When the overflow happens on the stack, it overwrites the saved return address (on architectures without stack canaries) or triggers the stack smashing protector (on modern systems). On a system without ASLR/NX and Canaries (embedded devices, anyone?), this is trivial RCE. On hardened systems, it is a guaranteed crash (DoS).

The severity here is driven by where this code lives. OpenSSL is the bedrock of the internet. While many web servers (Nginx/Apache) might not parse CMS structures by default during a standard TLS handshake, many application-layer protocols do.

Think about Email Gateways processing S/MIME, Mobile Device Management (MDM) solutions using SCEP or EST, or any custom application that accepts signed documents. These systems are often automated, high-privilege, and internet-facing.

Because the crash happens on the stack, it is extremely violent. A single malicious packet kills the process. If that process is your main ingress controller or a threaded worker, you can effectively take an entire organization offline with a Python script. If you are a sophisticated actor and the target is compiled loosely (no canaries), you own the box.
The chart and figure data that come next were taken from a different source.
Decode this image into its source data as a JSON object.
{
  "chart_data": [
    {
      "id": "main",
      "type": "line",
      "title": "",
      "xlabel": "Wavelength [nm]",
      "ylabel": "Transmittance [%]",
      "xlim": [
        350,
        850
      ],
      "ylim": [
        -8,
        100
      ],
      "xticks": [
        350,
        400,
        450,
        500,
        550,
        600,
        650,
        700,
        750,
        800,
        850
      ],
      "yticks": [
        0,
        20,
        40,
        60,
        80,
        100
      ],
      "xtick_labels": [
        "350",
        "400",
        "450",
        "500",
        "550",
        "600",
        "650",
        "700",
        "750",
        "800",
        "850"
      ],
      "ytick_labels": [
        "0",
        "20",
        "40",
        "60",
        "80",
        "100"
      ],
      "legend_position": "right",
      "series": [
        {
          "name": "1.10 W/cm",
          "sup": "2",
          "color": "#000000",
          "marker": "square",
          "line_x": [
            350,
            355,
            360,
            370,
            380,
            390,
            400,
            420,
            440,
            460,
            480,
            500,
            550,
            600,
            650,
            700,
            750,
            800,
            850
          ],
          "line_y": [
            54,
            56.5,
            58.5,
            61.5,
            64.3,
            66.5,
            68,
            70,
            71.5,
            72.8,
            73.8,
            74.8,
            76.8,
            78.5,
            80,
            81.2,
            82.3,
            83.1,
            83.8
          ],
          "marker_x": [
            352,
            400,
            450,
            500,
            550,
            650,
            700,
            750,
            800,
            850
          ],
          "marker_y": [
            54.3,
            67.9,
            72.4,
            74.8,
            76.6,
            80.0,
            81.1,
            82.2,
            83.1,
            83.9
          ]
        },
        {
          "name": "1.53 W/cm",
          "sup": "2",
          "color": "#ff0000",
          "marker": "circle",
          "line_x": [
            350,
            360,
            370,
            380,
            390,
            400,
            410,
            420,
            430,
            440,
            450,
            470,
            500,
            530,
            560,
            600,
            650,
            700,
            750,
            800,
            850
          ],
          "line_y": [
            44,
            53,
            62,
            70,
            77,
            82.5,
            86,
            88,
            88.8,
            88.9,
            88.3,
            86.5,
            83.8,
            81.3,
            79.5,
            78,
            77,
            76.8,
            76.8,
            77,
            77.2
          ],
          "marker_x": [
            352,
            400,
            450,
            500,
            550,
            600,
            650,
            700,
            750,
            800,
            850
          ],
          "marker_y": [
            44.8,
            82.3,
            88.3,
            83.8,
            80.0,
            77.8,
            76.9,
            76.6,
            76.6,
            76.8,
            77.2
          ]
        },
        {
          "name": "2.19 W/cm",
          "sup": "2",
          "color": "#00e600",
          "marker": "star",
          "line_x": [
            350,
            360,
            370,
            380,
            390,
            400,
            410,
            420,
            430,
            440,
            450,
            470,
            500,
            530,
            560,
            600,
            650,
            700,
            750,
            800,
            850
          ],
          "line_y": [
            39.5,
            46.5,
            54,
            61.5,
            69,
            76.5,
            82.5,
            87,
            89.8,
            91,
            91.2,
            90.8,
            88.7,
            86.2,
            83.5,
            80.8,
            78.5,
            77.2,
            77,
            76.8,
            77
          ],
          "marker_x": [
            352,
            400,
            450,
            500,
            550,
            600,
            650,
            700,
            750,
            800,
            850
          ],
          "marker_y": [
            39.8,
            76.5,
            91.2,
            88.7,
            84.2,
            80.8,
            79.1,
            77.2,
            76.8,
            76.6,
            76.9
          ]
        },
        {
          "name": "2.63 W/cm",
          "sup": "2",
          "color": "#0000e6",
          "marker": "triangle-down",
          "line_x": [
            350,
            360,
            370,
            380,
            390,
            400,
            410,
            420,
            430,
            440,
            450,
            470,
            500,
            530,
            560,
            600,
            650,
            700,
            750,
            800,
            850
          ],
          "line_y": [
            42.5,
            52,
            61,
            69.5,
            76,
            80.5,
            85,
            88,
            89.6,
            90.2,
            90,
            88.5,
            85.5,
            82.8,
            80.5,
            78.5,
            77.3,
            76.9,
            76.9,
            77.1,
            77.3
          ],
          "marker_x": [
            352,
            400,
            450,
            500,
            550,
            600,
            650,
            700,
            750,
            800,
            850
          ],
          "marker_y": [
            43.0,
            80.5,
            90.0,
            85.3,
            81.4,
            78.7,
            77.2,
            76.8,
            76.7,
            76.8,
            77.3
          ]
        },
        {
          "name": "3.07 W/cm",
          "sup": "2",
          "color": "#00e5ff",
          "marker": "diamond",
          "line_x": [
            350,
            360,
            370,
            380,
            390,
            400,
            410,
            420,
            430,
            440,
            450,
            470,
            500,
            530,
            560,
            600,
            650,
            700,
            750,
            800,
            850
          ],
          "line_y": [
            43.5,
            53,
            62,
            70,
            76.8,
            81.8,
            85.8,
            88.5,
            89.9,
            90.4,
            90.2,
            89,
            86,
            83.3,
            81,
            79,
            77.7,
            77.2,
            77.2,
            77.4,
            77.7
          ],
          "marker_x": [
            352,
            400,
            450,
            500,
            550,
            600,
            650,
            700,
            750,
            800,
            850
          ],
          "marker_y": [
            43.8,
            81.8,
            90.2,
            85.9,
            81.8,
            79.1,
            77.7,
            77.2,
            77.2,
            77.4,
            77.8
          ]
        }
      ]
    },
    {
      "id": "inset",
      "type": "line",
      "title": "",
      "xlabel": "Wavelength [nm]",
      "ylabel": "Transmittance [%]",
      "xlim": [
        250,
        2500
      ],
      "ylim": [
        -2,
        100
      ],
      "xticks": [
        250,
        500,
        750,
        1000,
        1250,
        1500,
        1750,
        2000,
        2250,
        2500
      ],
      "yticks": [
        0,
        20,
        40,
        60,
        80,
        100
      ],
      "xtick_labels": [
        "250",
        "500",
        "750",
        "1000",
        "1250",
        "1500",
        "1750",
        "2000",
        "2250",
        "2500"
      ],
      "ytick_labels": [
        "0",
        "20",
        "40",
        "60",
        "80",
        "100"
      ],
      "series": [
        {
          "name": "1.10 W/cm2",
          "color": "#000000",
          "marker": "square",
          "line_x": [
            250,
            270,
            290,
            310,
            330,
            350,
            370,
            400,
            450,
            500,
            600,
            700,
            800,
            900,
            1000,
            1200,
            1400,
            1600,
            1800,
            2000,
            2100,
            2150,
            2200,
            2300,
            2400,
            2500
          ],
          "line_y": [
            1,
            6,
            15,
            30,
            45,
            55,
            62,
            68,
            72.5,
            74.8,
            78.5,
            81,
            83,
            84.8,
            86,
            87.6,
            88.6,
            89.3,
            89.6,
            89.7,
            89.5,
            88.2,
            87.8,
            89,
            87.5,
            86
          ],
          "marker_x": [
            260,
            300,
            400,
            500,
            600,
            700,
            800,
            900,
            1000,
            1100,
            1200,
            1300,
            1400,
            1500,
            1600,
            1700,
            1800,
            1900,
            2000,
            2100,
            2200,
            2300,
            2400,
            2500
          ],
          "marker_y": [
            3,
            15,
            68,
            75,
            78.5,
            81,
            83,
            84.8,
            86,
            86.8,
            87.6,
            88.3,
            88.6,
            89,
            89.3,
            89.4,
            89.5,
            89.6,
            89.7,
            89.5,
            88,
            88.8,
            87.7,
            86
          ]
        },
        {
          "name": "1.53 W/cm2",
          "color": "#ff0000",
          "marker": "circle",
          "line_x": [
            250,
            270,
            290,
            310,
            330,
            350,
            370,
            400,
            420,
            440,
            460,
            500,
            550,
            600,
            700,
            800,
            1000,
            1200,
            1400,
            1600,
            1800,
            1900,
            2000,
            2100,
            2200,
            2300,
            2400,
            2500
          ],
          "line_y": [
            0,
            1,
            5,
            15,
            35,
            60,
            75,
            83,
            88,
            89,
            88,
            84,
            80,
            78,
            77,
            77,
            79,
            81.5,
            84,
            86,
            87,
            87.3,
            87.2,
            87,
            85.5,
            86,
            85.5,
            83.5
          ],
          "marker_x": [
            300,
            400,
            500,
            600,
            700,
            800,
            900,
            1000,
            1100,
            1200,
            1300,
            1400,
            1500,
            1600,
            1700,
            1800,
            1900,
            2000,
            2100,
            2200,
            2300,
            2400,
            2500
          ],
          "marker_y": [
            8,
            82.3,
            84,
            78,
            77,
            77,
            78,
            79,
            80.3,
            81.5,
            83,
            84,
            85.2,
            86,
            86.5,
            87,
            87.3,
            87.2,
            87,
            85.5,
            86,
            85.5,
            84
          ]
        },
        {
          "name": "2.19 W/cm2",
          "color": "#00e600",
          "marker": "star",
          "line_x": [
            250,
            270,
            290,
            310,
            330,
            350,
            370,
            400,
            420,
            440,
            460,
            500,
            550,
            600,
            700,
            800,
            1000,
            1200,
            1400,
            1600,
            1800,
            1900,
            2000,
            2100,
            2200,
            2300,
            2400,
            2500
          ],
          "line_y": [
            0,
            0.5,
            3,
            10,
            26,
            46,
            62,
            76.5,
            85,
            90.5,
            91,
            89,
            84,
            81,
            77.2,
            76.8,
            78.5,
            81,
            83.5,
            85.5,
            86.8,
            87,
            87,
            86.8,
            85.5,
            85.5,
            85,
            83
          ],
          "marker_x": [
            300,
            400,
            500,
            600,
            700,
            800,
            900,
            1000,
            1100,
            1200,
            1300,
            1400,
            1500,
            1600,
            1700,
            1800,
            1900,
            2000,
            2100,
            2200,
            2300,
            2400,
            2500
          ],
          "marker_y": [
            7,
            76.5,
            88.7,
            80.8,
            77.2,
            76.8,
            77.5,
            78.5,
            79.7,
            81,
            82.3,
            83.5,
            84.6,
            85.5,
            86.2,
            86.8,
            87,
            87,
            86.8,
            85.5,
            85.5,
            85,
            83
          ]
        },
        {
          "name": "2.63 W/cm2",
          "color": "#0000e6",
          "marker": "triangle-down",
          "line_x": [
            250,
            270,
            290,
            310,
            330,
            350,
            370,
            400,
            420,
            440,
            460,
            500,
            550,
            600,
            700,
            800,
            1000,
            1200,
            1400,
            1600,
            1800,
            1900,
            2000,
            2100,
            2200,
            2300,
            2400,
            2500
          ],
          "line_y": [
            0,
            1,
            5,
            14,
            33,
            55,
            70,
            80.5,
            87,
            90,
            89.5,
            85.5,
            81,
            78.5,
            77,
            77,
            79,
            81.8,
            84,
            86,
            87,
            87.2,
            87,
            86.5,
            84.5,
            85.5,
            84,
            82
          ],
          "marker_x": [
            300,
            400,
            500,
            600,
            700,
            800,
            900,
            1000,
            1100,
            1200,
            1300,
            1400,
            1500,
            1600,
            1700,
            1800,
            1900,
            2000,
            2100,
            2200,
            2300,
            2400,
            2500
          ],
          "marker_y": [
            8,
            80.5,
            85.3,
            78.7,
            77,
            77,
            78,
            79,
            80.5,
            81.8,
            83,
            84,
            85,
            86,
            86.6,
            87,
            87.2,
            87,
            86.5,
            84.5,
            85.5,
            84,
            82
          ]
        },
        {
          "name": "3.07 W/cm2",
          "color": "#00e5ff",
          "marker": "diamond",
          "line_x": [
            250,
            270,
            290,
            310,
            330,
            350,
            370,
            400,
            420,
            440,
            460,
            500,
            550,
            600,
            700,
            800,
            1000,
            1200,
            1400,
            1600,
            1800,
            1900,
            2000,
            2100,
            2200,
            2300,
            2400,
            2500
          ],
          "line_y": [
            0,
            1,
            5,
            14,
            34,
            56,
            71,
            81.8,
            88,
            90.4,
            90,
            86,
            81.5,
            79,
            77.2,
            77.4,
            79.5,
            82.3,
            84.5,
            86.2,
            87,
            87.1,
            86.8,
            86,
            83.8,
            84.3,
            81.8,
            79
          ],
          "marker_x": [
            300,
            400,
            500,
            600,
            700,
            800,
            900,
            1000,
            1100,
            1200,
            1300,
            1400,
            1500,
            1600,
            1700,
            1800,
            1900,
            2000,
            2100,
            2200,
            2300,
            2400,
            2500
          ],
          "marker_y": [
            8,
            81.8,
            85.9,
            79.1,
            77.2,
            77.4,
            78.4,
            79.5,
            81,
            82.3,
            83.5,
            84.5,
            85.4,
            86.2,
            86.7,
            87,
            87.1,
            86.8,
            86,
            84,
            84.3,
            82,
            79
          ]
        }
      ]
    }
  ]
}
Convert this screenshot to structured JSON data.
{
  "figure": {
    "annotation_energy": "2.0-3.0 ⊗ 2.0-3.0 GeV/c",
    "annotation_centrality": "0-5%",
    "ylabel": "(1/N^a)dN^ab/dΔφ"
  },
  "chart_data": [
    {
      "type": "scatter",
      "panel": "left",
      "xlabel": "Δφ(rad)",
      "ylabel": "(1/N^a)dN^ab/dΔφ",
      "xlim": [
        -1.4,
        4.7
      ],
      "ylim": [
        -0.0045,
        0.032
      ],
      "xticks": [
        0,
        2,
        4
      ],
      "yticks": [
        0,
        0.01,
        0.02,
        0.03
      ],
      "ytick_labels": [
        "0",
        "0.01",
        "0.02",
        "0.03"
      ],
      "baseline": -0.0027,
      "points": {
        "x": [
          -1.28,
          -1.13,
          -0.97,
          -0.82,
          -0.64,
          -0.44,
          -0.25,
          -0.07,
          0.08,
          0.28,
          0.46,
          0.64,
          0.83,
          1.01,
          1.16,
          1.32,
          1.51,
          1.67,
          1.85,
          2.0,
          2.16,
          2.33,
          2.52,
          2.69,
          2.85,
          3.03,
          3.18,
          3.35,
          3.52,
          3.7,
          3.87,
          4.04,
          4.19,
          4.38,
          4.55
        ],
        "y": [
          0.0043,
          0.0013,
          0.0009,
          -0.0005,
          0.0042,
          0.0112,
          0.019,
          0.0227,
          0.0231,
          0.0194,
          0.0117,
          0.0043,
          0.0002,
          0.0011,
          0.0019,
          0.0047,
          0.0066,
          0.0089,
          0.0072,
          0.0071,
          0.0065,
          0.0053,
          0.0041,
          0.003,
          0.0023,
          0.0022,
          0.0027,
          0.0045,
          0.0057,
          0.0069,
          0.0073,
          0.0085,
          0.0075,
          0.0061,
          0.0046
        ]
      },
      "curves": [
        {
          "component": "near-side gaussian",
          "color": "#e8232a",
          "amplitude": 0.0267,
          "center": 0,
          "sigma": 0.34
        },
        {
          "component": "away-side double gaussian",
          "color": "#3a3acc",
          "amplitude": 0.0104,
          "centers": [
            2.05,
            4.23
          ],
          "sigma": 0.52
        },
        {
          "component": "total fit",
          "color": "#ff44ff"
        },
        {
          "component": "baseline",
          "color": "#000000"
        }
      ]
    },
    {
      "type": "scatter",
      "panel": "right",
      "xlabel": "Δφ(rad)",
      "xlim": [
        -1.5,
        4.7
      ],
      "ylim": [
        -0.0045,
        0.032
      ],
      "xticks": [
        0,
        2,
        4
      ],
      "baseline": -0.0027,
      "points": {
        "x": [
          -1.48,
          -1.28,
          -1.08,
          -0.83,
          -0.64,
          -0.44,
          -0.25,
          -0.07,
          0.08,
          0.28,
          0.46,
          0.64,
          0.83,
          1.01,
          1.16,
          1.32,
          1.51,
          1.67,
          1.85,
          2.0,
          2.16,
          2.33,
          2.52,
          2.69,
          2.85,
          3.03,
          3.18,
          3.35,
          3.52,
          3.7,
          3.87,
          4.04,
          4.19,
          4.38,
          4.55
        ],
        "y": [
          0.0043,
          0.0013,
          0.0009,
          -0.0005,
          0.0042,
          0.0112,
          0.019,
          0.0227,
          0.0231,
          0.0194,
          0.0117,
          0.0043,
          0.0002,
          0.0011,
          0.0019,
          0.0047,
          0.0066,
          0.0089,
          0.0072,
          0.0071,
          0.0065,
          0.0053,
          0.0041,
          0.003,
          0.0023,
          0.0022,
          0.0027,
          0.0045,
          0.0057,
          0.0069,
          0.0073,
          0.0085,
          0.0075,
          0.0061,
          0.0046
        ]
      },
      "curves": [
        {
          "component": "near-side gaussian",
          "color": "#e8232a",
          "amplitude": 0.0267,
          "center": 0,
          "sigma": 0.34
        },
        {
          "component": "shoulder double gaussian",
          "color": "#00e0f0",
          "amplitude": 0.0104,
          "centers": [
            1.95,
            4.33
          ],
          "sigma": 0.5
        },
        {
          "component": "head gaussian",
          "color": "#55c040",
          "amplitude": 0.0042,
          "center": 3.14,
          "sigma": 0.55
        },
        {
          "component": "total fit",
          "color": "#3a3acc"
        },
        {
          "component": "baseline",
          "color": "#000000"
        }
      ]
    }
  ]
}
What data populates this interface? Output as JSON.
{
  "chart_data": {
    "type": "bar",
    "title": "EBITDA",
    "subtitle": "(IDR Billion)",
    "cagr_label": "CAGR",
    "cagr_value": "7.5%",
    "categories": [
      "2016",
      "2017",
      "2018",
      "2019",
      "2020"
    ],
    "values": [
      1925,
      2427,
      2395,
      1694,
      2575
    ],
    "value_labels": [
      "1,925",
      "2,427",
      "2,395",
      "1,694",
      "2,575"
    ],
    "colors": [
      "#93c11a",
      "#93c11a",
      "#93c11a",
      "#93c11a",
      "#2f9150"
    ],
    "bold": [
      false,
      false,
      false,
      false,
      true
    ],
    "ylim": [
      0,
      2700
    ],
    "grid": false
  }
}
There is no configuration workaround for this. You cannot 'turn off' the vulnerable logic if your application needs to parse CMS data. The logic is baked into libcrypto.

You must upgrade. The fixed versions are:

• OpenSSL 3.6 -> 3.6.1
• OpenSSL 3.5 -> 3.5.5
• OpenSSL 3.4 -> 3.4.4
• OpenSSL 3.3 -> 3.3.6
• OpenSSL 3.0 -> 3.0.19

If you are running OpenSSL 3.1 or 3.2, you are on an End-of-Life branch. You are vulnerable, and no one is coming to save you. Upgrade to a supported LTS branch immediately.